Петровские реформы

Николай ИРИН

01.12.2016

7 декабря исполняется 90 лет со дня рождения народного артиста Петра Вельяминова. Среди популярных и любимейших он стоит особняком. Хотя бы потому, что первая кинороль, сделавшая его звездой на телевизионных экранах страны, была сыграна актером в сорок пять. 

Сериал «Тени исчезают в полдень», где Вельяминов снялся в роли Захара Большакова, борца за Советскую власть, а впоследствии председателя колхоза, — вещь знаковая. Вдобавок, многое проясняющая в творческом методе Вельяминова. Особенность его состоит в стиле игры, способе существования в кадре, которые предопределены не личной волей, умом, интуицией, а прихотливой Судьбой. Поразительная, где-то даже пугающая естественность обеспечивается не актерской техникой, а человеческим опытом. Опыт этот буквально впечатан в тело и лицо Вельяминова, не оторвать глаз.

Родился он, как говорится, в «хорошей семье». Дворянские корни и по отцовской, и по материнской линии. Отец Сергей Петрович, потомственный офицер, окончил Павловское училище, воевал на фронтах Первой мировой, потом вступил в Красную армию, где дослужился до очень высоких чинов, однако в 1930-м впервые был арестован. Вышел на свободу в 36-м, но в годы войны, куда отправился добровольцем, снова подвергся репрессиям, теперь уже в 44-м. 
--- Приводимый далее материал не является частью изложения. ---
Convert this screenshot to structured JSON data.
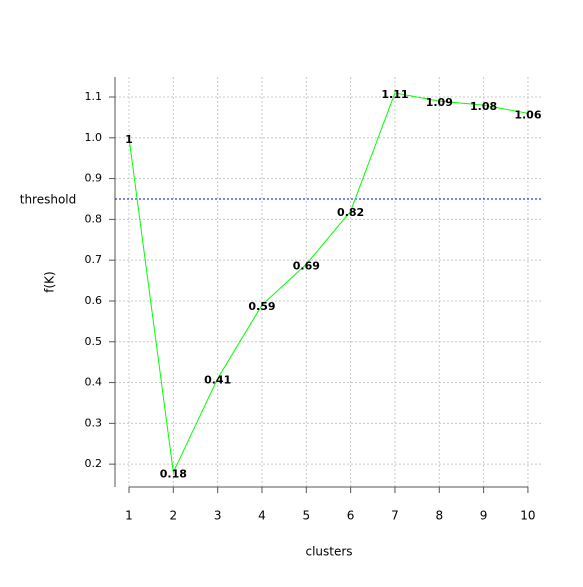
{
  "chart_data": {
    "type": "line",
    "x_label": "clusters",
    "y_label": "f(K)",
    "x": [
      1,
      2,
      3,
      4,
      5,
      6,
      7,
      8,
      9,
      10
    ],
    "series": [
      {
        "color": "#00ff00",
        "values": [
          1,
          0.18,
          0.41,
          0.59,
          0.69,
          0.82,
          1.11,
          1.09,
          1.08,
          1.06
        ]
      }
    ],
    "threshold": 0.85,
    "threshold_label": "threshold",
    "threshold_color": "#0000ff",
    "xlim": [
      0.684,
      10.34
    ],
    "ylim": [
      0.144,
      1.149
    ],
    "xticks": [
      1,
      2,
      3,
      4,
      5,
      6,
      7,
      8,
      9,
      10
    ],
    "yticks": [
      0.2,
      0.3,
      0.4,
      0.5,
      0.6,
      0.7,
      0.8,
      0.9,
      {
        "value": 1,
        "label": "1.0"
      },
      1.1
    ],
    "grid": true
  }
}
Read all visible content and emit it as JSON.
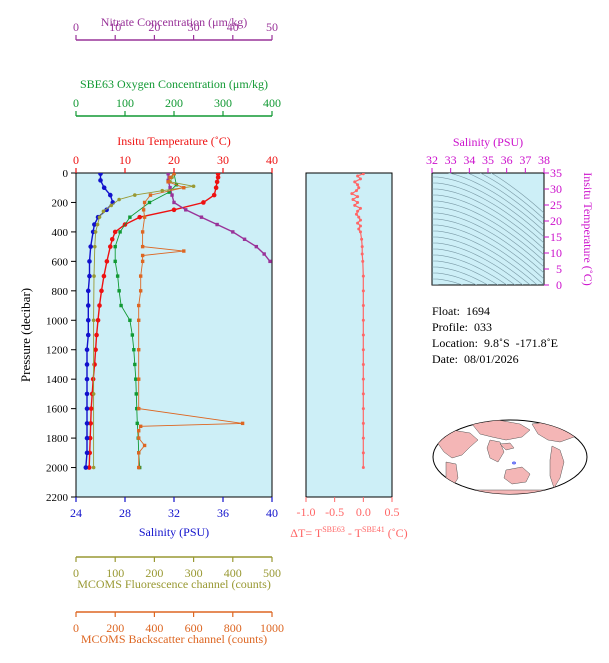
{
  "float_info": {
    "float_line": "Float:  1694",
    "profile_line": "Profile:  033",
    "location_line": "Location:  9.8˚S  -171.8˚E",
    "date_line": "Date:  08/01/2026"
  },
  "chart_data": [
    {
      "type": "line",
      "ylabel": "Pressure (decibar)",
      "ylim": [
        2200,
        0
      ],
      "yticks": [
        "0",
        "200",
        "400",
        "600",
        "800",
        "1000",
        "1200",
        "1400",
        "1600",
        "1800",
        "2000",
        "2200"
      ],
      "grid": false,
      "axes": {
        "nitrate": {
          "label": "Nitrate Concentration (μm/kg)",
          "range": [
            0,
            50
          ],
          "ticks": [
            "0",
            "10",
            "20",
            "30",
            "40",
            "50"
          ],
          "color": "#993399"
        },
        "oxygen": {
          "label": "SBE63 Oxygen Concentration (μm/kg)",
          "range": [
            0,
            400
          ],
          "ticks": [
            "0",
            "100",
            "200",
            "300",
            "400"
          ],
          "color": "#119933"
        },
        "temperature": {
          "label": "Insitu Temperature (˚C)",
          "range": [
            0,
            40
          ],
          "ticks": [
            "0",
            "10",
            "20",
            "30",
            "40"
          ],
          "color": "#ee1111"
        },
        "salinity": {
          "label": "Salinity (PSU)",
          "range": [
            24,
            40
          ],
          "ticks": [
            "24",
            "28",
            "32",
            "36",
            "40"
          ],
          "color": "#1111cc"
        },
        "fluorescence": {
          "label": "MCOMS Fluorescence channel (counts)",
          "range": [
            0,
            500
          ],
          "ticks": [
            "0",
            "100",
            "200",
            "300",
            "400",
            "500"
          ],
          "color": "#999933"
        },
        "backscatter": {
          "label": "MCOMS Backscatter channel (counts)",
          "range": [
            0,
            1000
          ],
          "ticks": [
            "0",
            "200",
            "400",
            "600",
            "800",
            "1000"
          ],
          "color": "#dd6622"
        }
      },
      "series": [
        {
          "key": "temperature",
          "color": "#ee1111",
          "pressure": [
            5,
            30,
            60,
            100,
            150,
            200,
            250,
            300,
            350,
            400,
            450,
            500,
            600,
            700,
            800,
            900,
            1000,
            1100,
            1200,
            1300,
            1400,
            1500,
            1600,
            1700,
            1800,
            1900,
            2000
          ],
          "values": [
            29,
            29,
            28.8,
            28.6,
            28.2,
            26,
            20,
            13,
            10,
            8,
            7.4,
            7,
            6.3,
            5.7,
            5.2,
            4.8,
            4.5,
            4.2,
            4,
            3.8,
            3.5,
            3.3,
            3.1,
            3,
            2.9,
            2.8,
            2.7
          ]
        },
        {
          "key": "salinity",
          "color": "#1111cc",
          "pressure": [
            5,
            50,
            100,
            150,
            200,
            250,
            300,
            350,
            400,
            500,
            600,
            700,
            800,
            900,
            1000,
            1100,
            1200,
            1300,
            1400,
            1500,
            1600,
            1700,
            1800,
            1900,
            2000
          ],
          "values": [
            26,
            26,
            26.3,
            26.8,
            27,
            26.5,
            25.8,
            25.5,
            25.4,
            25.2,
            25.1,
            25.1,
            25,
            25,
            25,
            25,
            24.9,
            24.9,
            24.9,
            24.9,
            24.9,
            24.9,
            24.9,
            24.9,
            24.8
          ]
        },
        {
          "key": "nitrate",
          "color": "#993399",
          "pressure": [
            5,
            50,
            100,
            150,
            200,
            250,
            300,
            350,
            400,
            450,
            500,
            550,
            600
          ],
          "values": [
            23.5,
            23.5,
            24,
            24.5,
            25,
            28,
            32,
            36,
            40,
            43,
            46,
            48,
            49.5
          ]
        },
        {
          "key": "oxygen",
          "color": "#119933",
          "pressure": [
            5,
            80,
            130,
            200,
            300,
            400,
            500,
            600,
            700,
            800,
            900,
            1000,
            1100,
            1200,
            1300,
            1400,
            1500,
            1600,
            1700,
            1800,
            1900,
            2000
          ],
          "values": [
            200,
            205,
            190,
            150,
            110,
            90,
            80,
            80,
            85,
            88,
            92,
            110,
            115,
            118,
            120,
            122,
            123,
            124,
            125,
            127,
            128,
            130
          ]
        },
        {
          "key": "fluorescence",
          "color": "#999933",
          "pressure": [
            5,
            30,
            60,
            90,
            120,
            150,
            180,
            220,
            260,
            300,
            350,
            400,
            500,
            700,
            1000,
            1500,
            2000
          ],
          "values": [
            250,
            245,
            240,
            300,
            220,
            150,
            110,
            90,
            70,
            60,
            55,
            50,
            48,
            46,
            45,
            45,
            45
          ]
        },
        {
          "key": "backscatter",
          "color": "#dd6622",
          "pressure": [
            5,
            30,
            60,
            100,
            150,
            200,
            250,
            300,
            400,
            500,
            530,
            560,
            600,
            700,
            800,
            900,
            1000,
            1200,
            1400,
            1600,
            1700,
            1720,
            1750,
            1800,
            1850,
            1900,
            2000
          ],
          "values": [
            500,
            480,
            470,
            550,
            380,
            350,
            345,
            350,
            340,
            340,
            550,
            340,
            340,
            330,
            330,
            320,
            320,
            320,
            320,
            320,
            850,
            330,
            320,
            320,
            350,
            320,
            320
          ]
        }
      ]
    },
    {
      "type": "line",
      "xlabel": "ΔT= T",
      "xlabel_sup1": "SBE63",
      "xlabel_mid": " - T",
      "xlabel_sup2": "SBE41",
      "xlabel_unit": " (˚C)",
      "xlim": [
        -1.0,
        0.5
      ],
      "xticks": [
        "-1.0",
        "-0.5",
        "0.0",
        "0.5"
      ],
      "ylim": [
        2200,
        0
      ],
      "color": "#ff6666",
      "pressure": [
        5,
        20,
        40,
        60,
        80,
        100,
        120,
        140,
        160,
        180,
        200,
        220,
        240,
        260,
        280,
        300,
        320,
        340,
        360,
        380,
        400,
        450,
        500,
        550,
        600,
        700,
        800,
        900,
        1000,
        1100,
        1200,
        1300,
        1400,
        1500,
        1600,
        1700,
        1800,
        1900,
        2000
      ],
      "values": [
        0.0,
        -0.1,
        -0.05,
        -0.15,
        -0.1,
        -0.08,
        -0.12,
        -0.2,
        -0.1,
        -0.18,
        -0.1,
        -0.15,
        -0.05,
        -0.1,
        -0.12,
        -0.08,
        -0.05,
        -0.1,
        -0.05,
        -0.08,
        -0.05,
        -0.03,
        -0.02,
        -0.02,
        -0.01,
        0.0,
        0.0,
        0.0,
        0.0,
        0.0,
        0.0,
        0.0,
        0.0,
        0.0,
        0.0,
        0.0,
        0.0,
        0.0,
        0.0
      ]
    },
    {
      "type": "scatter",
      "title": "Salinity (PSU)",
      "ylabel": "Insitu Temperature (˚C)",
      "xticks": [
        "32",
        "33",
        "34",
        "35",
        "36",
        "37",
        "38"
      ],
      "yticks": [
        "0",
        "5",
        "10",
        "15",
        "20",
        "25",
        "30",
        "35"
      ],
      "xlim": [
        32,
        38
      ],
      "ylim": [
        0,
        35
      ],
      "color": "#cc11cc"
    },
    {
      "type": "map",
      "marker": {
        "lat": -9.8,
        "lon": -171.8,
        "color": "#1122ee"
      }
    }
  ]
}
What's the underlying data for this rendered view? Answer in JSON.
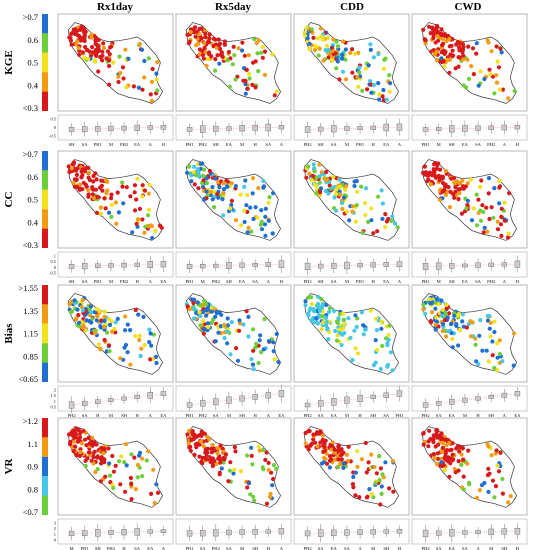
{
  "columns": [
    "Rx1day",
    "Rx5day",
    "CDD",
    "CWD"
  ],
  "colors": [
    "#d7191c",
    "#f39c12",
    "#f3e21b",
    "#6ccf3a",
    "#1f6fd1",
    "#44c7e8"
  ],
  "rows": [
    {
      "metric": "KGE",
      "legend": [
        ">0.7",
        "0.6",
        "0.5",
        "0.4",
        "<0.3"
      ],
      "legend_colors": [
        "#1f6fd1",
        "#6ccf3a",
        "#f3e21b",
        "#f39c12",
        "#d7191c"
      ],
      "yticks": [
        "0.5",
        "0",
        "-0.5"
      ],
      "dominant": [
        "red",
        "red",
        "mixed",
        "red"
      ],
      "box_labels": [
        [
          "SH",
          "SA",
          "PH1",
          "M",
          "PH2",
          "EA",
          "A",
          "H"
        ],
        [
          "PH1",
          "PH2",
          "SH",
          "EA",
          "M",
          "H",
          "SA",
          "A"
        ],
        [
          "PH2",
          "SH",
          "SA",
          "M",
          "PH1",
          "H",
          "EA",
          "A"
        ],
        [
          "PH1",
          "M",
          "SH",
          "EA",
          "SA",
          "PH2",
          "A",
          "H"
        ]
      ]
    },
    {
      "metric": "CC",
      "legend": [
        ">0.7",
        "0.6",
        "0.5",
        "0.4",
        "<0.3"
      ],
      "legend_colors": [
        "#1f6fd1",
        "#6ccf3a",
        "#f3e21b",
        "#f39c12",
        "#d7191c"
      ],
      "yticks": [
        "1",
        "0.5",
        "0",
        "-0.5"
      ],
      "dominant": [
        "red",
        "blue",
        "mixed",
        "red"
      ],
      "box_labels": [
        [
          "SH",
          "SA",
          "PH1",
          "M",
          "PH2",
          "H",
          "A",
          "EA"
        ],
        [
          "PH1",
          "M",
          "PH2",
          "SH",
          "EA",
          "SA",
          "A",
          "H"
        ],
        [
          "PH2",
          "SH",
          "SA",
          "M",
          "PH1",
          "H",
          "EA",
          "A"
        ],
        [
          "PH1",
          "M",
          "SH",
          "EA",
          "SA",
          "PH2",
          "A",
          "H"
        ]
      ]
    },
    {
      "metric": "Bias",
      "legend": [
        ">1.55",
        "1.35",
        "1.15",
        "0.85",
        "<0.65"
      ],
      "legend_colors": [
        "#d7191c",
        "#f39c12",
        "#f3e21b",
        "#6ccf3a",
        "#1f6fd1"
      ],
      "yticks": [
        "2",
        "1.5",
        "1",
        "0.5"
      ],
      "dominant": [
        "blue",
        "blue",
        "cyan",
        "blue"
      ],
      "box_labels": [
        [
          "PH2",
          "SA",
          "H",
          "M",
          "SH",
          "H",
          "A",
          "EA"
        ],
        [
          "PH1",
          "PH2",
          "SA",
          "M",
          "SH",
          "H",
          "A",
          "EA"
        ],
        [
          "PH2",
          "SA",
          "EA",
          "M",
          "H",
          "SH",
          "SA",
          "PH1"
        ],
        [
          "PH2",
          "SA",
          "EA",
          "M",
          "H",
          "SH",
          "A",
          "EA"
        ]
      ]
    },
    {
      "metric": "VR",
      "legend": [
        ">1.2",
        "1.1",
        "0.9",
        "0.8",
        "<0.7"
      ],
      "legend_colors": [
        "#d7191c",
        "#f39c12",
        "#1f6fd1",
        "#44c7e8",
        "#6ccf3a"
      ],
      "yticks": [
        "3",
        "2",
        "1",
        "0"
      ],
      "dominant": [
        "red",
        "red",
        "red",
        "red"
      ],
      "box_labels": [
        [
          "M",
          "PH1",
          "SH",
          "PH2",
          "H",
          "SA",
          "EA",
          "A"
        ],
        [
          "PH1",
          "SA",
          "PH2",
          "SA",
          "M",
          "SH",
          "H",
          "A"
        ],
        [
          "PH2",
          "SA",
          "EA",
          "SA",
          "A",
          "M",
          "SH",
          "H"
        ],
        [
          "PH2",
          "SA",
          "EA",
          "SA",
          "A",
          "M",
          "SH",
          "H"
        ]
      ]
    }
  ]
}
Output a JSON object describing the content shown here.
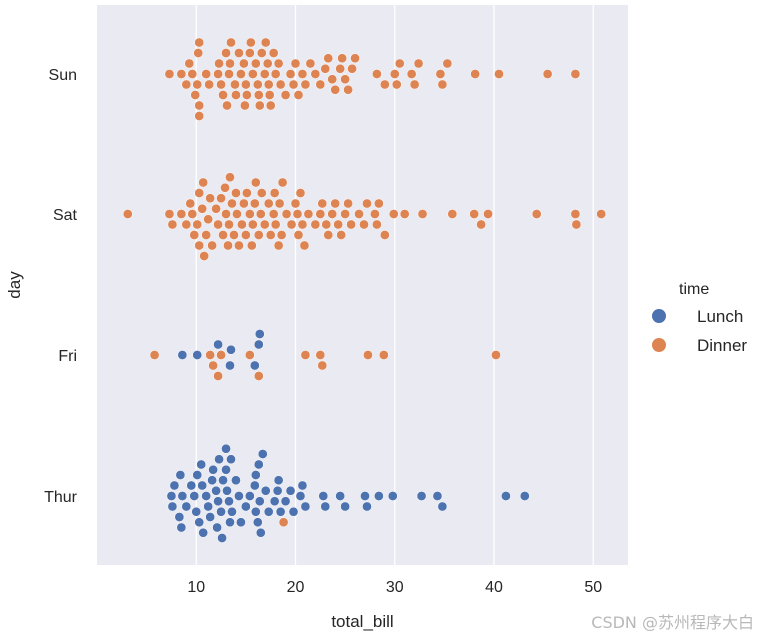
{
  "watermark": "CSDN @苏州程序大白",
  "chart_data": {
    "type": "scatter",
    "subtype": "swarm",
    "title": "",
    "xlabel": "total_bill",
    "ylabel": "day",
    "xlim": [
      0,
      53.5
    ],
    "xticks": [
      10,
      20,
      30,
      40,
      50
    ],
    "categories": [
      "Sun",
      "Sat",
      "Fri",
      "Thur"
    ],
    "grid": true,
    "background": "#EAEAF2",
    "legend": {
      "title": "time",
      "placement": "right",
      "entries": [
        {
          "name": "Lunch",
          "color": "#4C72B0"
        },
        {
          "name": "Dinner",
          "color": "#DD8452"
        }
      ]
    },
    "series": [
      {
        "name": "Lunch",
        "color": "#4C72B0",
        "points": [
          {
            "day": "Fri",
            "values": [
              8.6,
              10.1,
              12.2,
              13.4,
              13.5,
              15.9,
              16.3,
              16.4
            ]
          },
          {
            "day": "Thur",
            "values": [
              7.5,
              7.6,
              7.8,
              8.3,
              8.4,
              8.5,
              8.6,
              9.0,
              9.5,
              9.8,
              10.0,
              10.1,
              10.3,
              10.5,
              10.6,
              10.7,
              11.0,
              11.2,
              11.4,
              11.6,
              11.7,
              12.0,
              12.1,
              12.2,
              12.3,
              12.5,
              12.6,
              12.7,
              13.0,
              13.0,
              13.1,
              13.3,
              13.4,
              13.5,
              13.6,
              14.0,
              14.3,
              14.5,
              15.0,
              15.4,
              15.9,
              16.0,
              16.0,
              16.2,
              16.3,
              16.4,
              16.5,
              16.7,
              17.0,
              17.3,
              17.9,
              18.2,
              18.3,
              18.5,
              19.0,
              19.5,
              19.8,
              20.5,
              20.7,
              21.0,
              22.8,
              23.0,
              24.5,
              25.0,
              27.0,
              27.2,
              28.4,
              29.8,
              32.7,
              34.3,
              34.8,
              41.2,
              43.1
            ]
          }
        ]
      },
      {
        "name": "Dinner",
        "color": "#DD8452",
        "points": [
          {
            "day": "Sun",
            "values": [
              7.3,
              8.5,
              9.0,
              9.3,
              9.6,
              9.9,
              10.1,
              10.2,
              10.3,
              10.3,
              10.3,
              11.0,
              11.3,
              12.2,
              12.3,
              12.5,
              12.7,
              13.0,
              13.1,
              13.3,
              13.4,
              13.5,
              13.9,
              14.0,
              14.3,
              14.5,
              14.8,
              14.9,
              15.0,
              15.1,
              15.4,
              15.5,
              15.7,
              16.0,
              16.2,
              16.3,
              16.4,
              16.6,
              16.9,
              17.0,
              17.2,
              17.3,
              17.4,
              17.5,
              17.8,
              18.0,
              18.3,
              18.5,
              19.0,
              19.5,
              19.8,
              20.0,
              20.3,
              20.7,
              21.0,
              21.5,
              22.0,
              22.5,
              23.0,
              23.3,
              23.7,
              24.0,
              24.5,
              24.7,
              25.0,
              25.3,
              25.7,
              26.0,
              28.2,
              29.0,
              30.0,
              30.2,
              30.5,
              31.7,
              32.0,
              32.4,
              34.6,
              34.8,
              35.3,
              38.1,
              40.5,
              45.4,
              48.2
            ]
          },
          {
            "day": "Sat",
            "values": [
              3.1,
              7.3,
              7.6,
              8.5,
              9.0,
              9.4,
              9.6,
              9.8,
              10.1,
              10.3,
              10.3,
              10.6,
              10.7,
              10.8,
              11.0,
              11.2,
              11.4,
              11.6,
              12.0,
              12.2,
              12.5,
              12.7,
              12.9,
              13.0,
              13.2,
              13.3,
              13.4,
              13.6,
              13.8,
              14.0,
              14.1,
              14.3,
              14.6,
              14.8,
              15.0,
              15.1,
              15.4,
              15.6,
              15.7,
              15.9,
              16.0,
              16.3,
              16.5,
              16.6,
              16.9,
              17.3,
              17.5,
              17.8,
              17.9,
              18.0,
              18.3,
              18.4,
              18.6,
              18.7,
              19.1,
              19.6,
              20.0,
              20.2,
              20.3,
              20.5,
              20.7,
              20.9,
              21.3,
              22.0,
              22.5,
              22.7,
              23.1,
              23.3,
              23.7,
              24.0,
              24.3,
              24.6,
              25.0,
              25.3,
              25.6,
              26.4,
              26.9,
              27.2,
              28.0,
              28.2,
              28.4,
              29.0,
              29.9,
              31.0,
              32.8,
              35.8,
              38.0,
              38.7,
              39.4,
              44.3,
              48.2,
              48.3,
              50.8
            ]
          },
          {
            "day": "Fri",
            "values": [
              5.8,
              11.4,
              11.7,
              12.2,
              12.5,
              15.4,
              16.3,
              21.0,
              22.5,
              22.7,
              27.3,
              28.9,
              40.2
            ]
          },
          {
            "day": "Thur",
            "values": [
              18.8
            ]
          }
        ]
      }
    ]
  }
}
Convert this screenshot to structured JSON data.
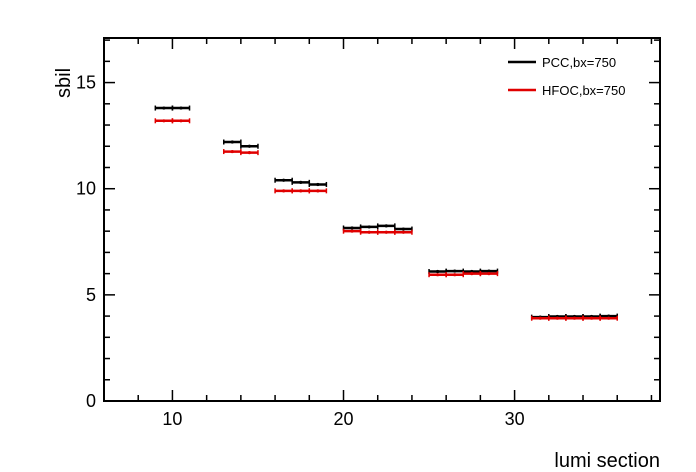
{
  "chart_data": {
    "type": "scatter",
    "xlabel": "lumi section",
    "ylabel": "sbil",
    "xlim": [
      6,
      38.5
    ],
    "ylim": [
      0,
      17.1
    ],
    "xticks": [
      10,
      20,
      30
    ],
    "yticks": [
      0,
      5,
      10,
      15
    ],
    "legend_position": "top-right",
    "series": [
      {
        "name": "PCC,bx=750",
        "color": "#000000",
        "points": [
          {
            "x": 9.5,
            "y": 13.8
          },
          {
            "x": 10.5,
            "y": 13.8
          },
          {
            "x": 13.5,
            "y": 12.2
          },
          {
            "x": 14.5,
            "y": 12.0
          },
          {
            "x": 16.5,
            "y": 10.4
          },
          {
            "x": 17.5,
            "y": 10.3
          },
          {
            "x": 18.5,
            "y": 10.2
          },
          {
            "x": 20.5,
            "y": 8.15
          },
          {
            "x": 21.5,
            "y": 8.2
          },
          {
            "x": 22.5,
            "y": 8.25
          },
          {
            "x": 23.5,
            "y": 8.1
          },
          {
            "x": 25.5,
            "y": 6.1
          },
          {
            "x": 26.5,
            "y": 6.12
          },
          {
            "x": 27.5,
            "y": 6.1
          },
          {
            "x": 28.5,
            "y": 6.12
          },
          {
            "x": 31.5,
            "y": 3.95
          },
          {
            "x": 32.5,
            "y": 3.98
          },
          {
            "x": 33.5,
            "y": 3.98
          },
          {
            "x": 34.5,
            "y": 3.98
          },
          {
            "x": 35.5,
            "y": 4.0
          }
        ]
      },
      {
        "name": "HFOC,bx=750",
        "color": "#e00000",
        "points": [
          {
            "x": 9.5,
            "y": 13.2
          },
          {
            "x": 10.5,
            "y": 13.2
          },
          {
            "x": 13.5,
            "y": 11.75
          },
          {
            "x": 14.5,
            "y": 11.7
          },
          {
            "x": 16.5,
            "y": 9.9
          },
          {
            "x": 17.5,
            "y": 9.9
          },
          {
            "x": 18.5,
            "y": 9.9
          },
          {
            "x": 20.5,
            "y": 8.0
          },
          {
            "x": 21.5,
            "y": 7.95
          },
          {
            "x": 22.5,
            "y": 7.95
          },
          {
            "x": 23.5,
            "y": 7.95
          },
          {
            "x": 25.5,
            "y": 5.95
          },
          {
            "x": 26.5,
            "y": 5.95
          },
          {
            "x": 27.5,
            "y": 6.0
          },
          {
            "x": 28.5,
            "y": 6.0
          },
          {
            "x": 31.5,
            "y": 3.9
          },
          {
            "x": 32.5,
            "y": 3.9
          },
          {
            "x": 33.5,
            "y": 3.9
          },
          {
            "x": 34.5,
            "y": 3.9
          },
          {
            "x": 35.5,
            "y": 3.9
          }
        ]
      }
    ]
  }
}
А чуть раньше, в 1943-м, арестовали и 16-летнего Петра Сергеевича. Как он впоследствии рассказывал, поводом послужило то, что один из дальних знакомых, буквально «друг отца соседки по лестничной площадке», не сдал властям радиоприемник, как то было предписано законом военного времени. Потом, задержанный, перечислил следователю всех, кто часто бывал у него в квартире. В итоге арест по статье «Соучастие в антисоветской организации «Возрождение России»». 

«Я отсидел 10 месяцев, и только тогда меня вызвали на первый допрос. Моя участь была решена, когда я сказал о том, что они держат в тюрьме совершенно невинного человека», — вспоминал Вельяминов. Как заявили ему на одном из допросов, «яблоко от яблони недалеко падает». Получается, роковую роль сыграли и кровно-родственные узы с уже отсидевшим Сергеем Петровичем? Был ли тот хоть сколько-нибудь «виноват» перед властью большевиков? Кто знает. Легко допускаю, что был. Допускаю, что нечто небезосновательно замышлял, «имел настроения» или даже состоял в непосредственной связи с потенциальными либо реальными заговорщиками.

Для того чтобы адекватно оценивать те времена, нужно осознанно принять следующий тезис: полной правдой не обладал никто. Ни условный «Сталин», ни его ненавистники. Ни обиженная, иногда, кстати, по делу, интеллигенция, ни тяжелый по характеру, недалекий по уму пролетариат. Ни убежденные советские идеологи, ни их забугорные критики. Ни сбежавшие капиталисты с дворянами, ни оставшаяся крестьянская чернь, как раз и заказывавшая, и транслировавшая из глубин своего архаичного «бессознательного» предельную, без полутонов, жестокость.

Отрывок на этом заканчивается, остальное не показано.